Le droit de se clôre

Le droit

Tout propriétaire bénéficie du droit de se clore selon l’article 647 du Code Civil. La clôture est un obstacle matériel édifié le long des limites d’une propriété permettant de fermer un espace, de le séparer des fonds voisins et d’en défendre l’accès. La clôture est protectrice de la propriété.

Cependant, l’article 647 du Code civil n’est pas d’ordre public. L’exercice du droit de se clore comporte diverses limites tenant au droit de l’urbanisme et aux relations de voisinages.

Ainsi, un règlement de copropriété peut s’opposer à la clôture d’une partie privative et un Plan Local d’Urbanisme peut venir conditionner la construction de clôture en fixant des règles concernant la hauteur, la nature ou l’aspect extérieur. Cependant, ces dispositions ne doivent jamais porter atteinte au principe du droit de se clore en interdisant les clôtures ou en les soumettant à des conditions excessives (CE 29 déc. 1993, req, N°129153).

D’autre part, le droit de se clore est limité en cas d’existence d’une servitude de passage. Le propriétaire d’un fond grevé d’une servitude conserve le droit d’élever une clôture sous réserve qu’elle ne porte pas atteinte au droit de passage et n’en rende pas l’exercice incommode.

Le droit de se clore n’est pas non plus absolu. Lorsque l’édification d’une clôture n’a que pour seul objectif de nuire au voisin (privation d’ensoleillement, irrespect des règlements particuliers ou usages constants et reconnus), il s’agit d’un abus qui peut être sanctionné par sa démolition ou la réduction de sa hauteur.

Les formalités

Selon l’article L.421-4 du Code, l’édification de certaines clôtures est soumise à déclaration préalable auprès de la mairie lorsqu’elle est située :

  • Dans un secteur sauvegardé, dans le champ de visibilité d’un monument historique, dans une zone de protection du patrimoine architectural, urbain et paysager,
  • Dans un site inscrit ou dans un site classé ou en instance de classement,
  • Dans un secteur délimité par un Plan Local d’Urbanisme,
  • Dans une commune où le conseil municipal a décidé de soumettre les clôtures à déclaration.

La déclaration préalable doit être déposée par le propriétaire du terrain ou un mandataire auprès de la mairie de la commune où l’édification de la clôture est envisagée. La décision émane ensuite du maire dans les communes dotées d’un PLU ou du préfet dans les autres cas. Elle doit dans tous les cas être affichée en mairie et sur le terrain.

Hormis dans les cas ci-dessus mentionnés, l’installation d’une clôture est dispensée de toute formalité. Aucune déclaration n‘est exigée pour la réfection d’une clôture existante.

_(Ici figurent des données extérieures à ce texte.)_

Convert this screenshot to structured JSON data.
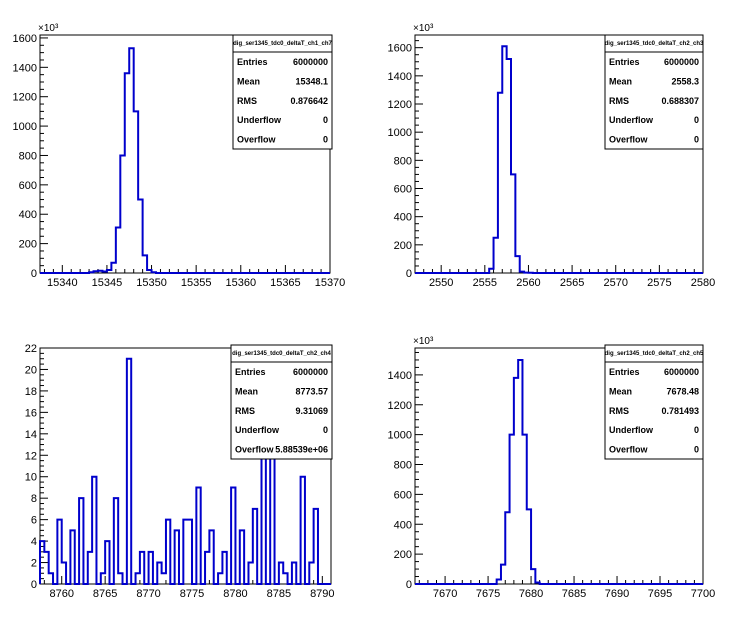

Il en va de même pour l’établissement des clôtures agricoles et forestières qui ne nécessite pas non plus de formalité, mise à part lorsqu’elles sont implantées dans un secteur sauvegardé délimité ou un site classé.

Edification

Toute édification d’ouvrage destiné à fermer un espace doit être considéré comme l’édification d’une clôture. Les principaux types de clôture sont les murs, haies, palissades, échaliers, treillages, grilles, pieux, fils métalliques ou encore barbelés.

La clôture est édifiée le long des limites d’une propriété. Elle est mitoyenne sauf preuve du contraire lorsqu’elle est établie à la limite séparative de deux fonds. Une clôture ne doit pas empiéter sur la propriété contiguë et en cas d’empiétement, le voisin lésé est en droit d’exiger la démolition.

Quelques précisions

En cas d’absence de règles locales, les murs édifiés en limite de propriété doivent respecter une hauteur minimale de 3,20 mètres dans les villes de plus de 50 000 habitants et une hauteur minimale de 2,60 m pour les villes ayant moins de 50 000 habitants.

La clôture constituée de fils de fer barbelés doit en principe être placée à 50 cm de la limite de propriété et surtout être fixée sur la face intérieure des piquets, afin de ne pas créer de danger pour les voisins.

Les plantations dont la hauteur sera maintenue à moins de 2 mètres doivent être plantées à au moins 50 cm de la limite de propriété, si elles ont vocation à dépasser cette hauteur, les plantations doivent être plantées à 2 mètres minimum de la limite de propriété.

En tout état cause, il s’agit d’un droit, celui de se clore et non d’un devoir, nul n’étant obligé de se clore.